At the time that the circle was built in the second millennium BC, the surrounding landscape was characterised by wet bogs, and the stones were transported to the site from higher ground some distance away. The tallest of the stones marks the north side of the circle. They vary in height from 1.09 m to 1.80 m. A 2004 survey of the site discovered that several of the stones had been carved with previously unnoticed cup marks.
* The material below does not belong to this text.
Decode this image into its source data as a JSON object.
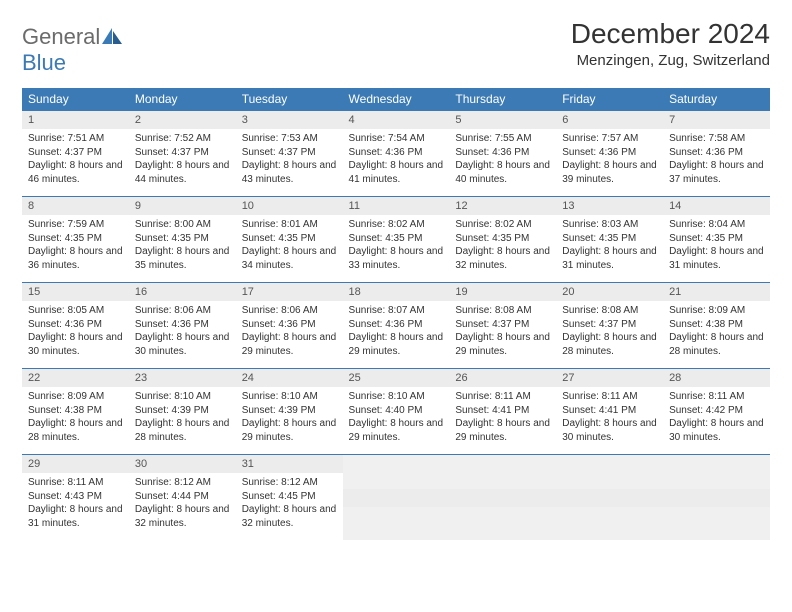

Excavations carried out in 1934 by H. E. Kilbride-Jones on behalf of the Ministry of Works, showed that the circle was built in stages. The entire site had first been cleared, leveled and burned by setting fire to piles of willow twigs. Then came the outer stones, with their bases shaped into points to make them more stable in their gravel bed. They have been somewhat eroded over time by acidic peat eating away the lower portions of the stones. Oak and hazel were burned within the stone rings, leaving charcoal behind, and cremated human bones were deposited in the ashes within five of the rings. They were then filled with smaller stones to create the cairns visible today.

The circle may once have had several companions. In 1820 James Logan wrote: "The small Circles contained in the larger present a curious singularity; and it is also remarkable that, at a short distance to the southwest, are nine others of similar dimensions." However, when the site was excavated in 1934, no trace of these satellite circles could be found.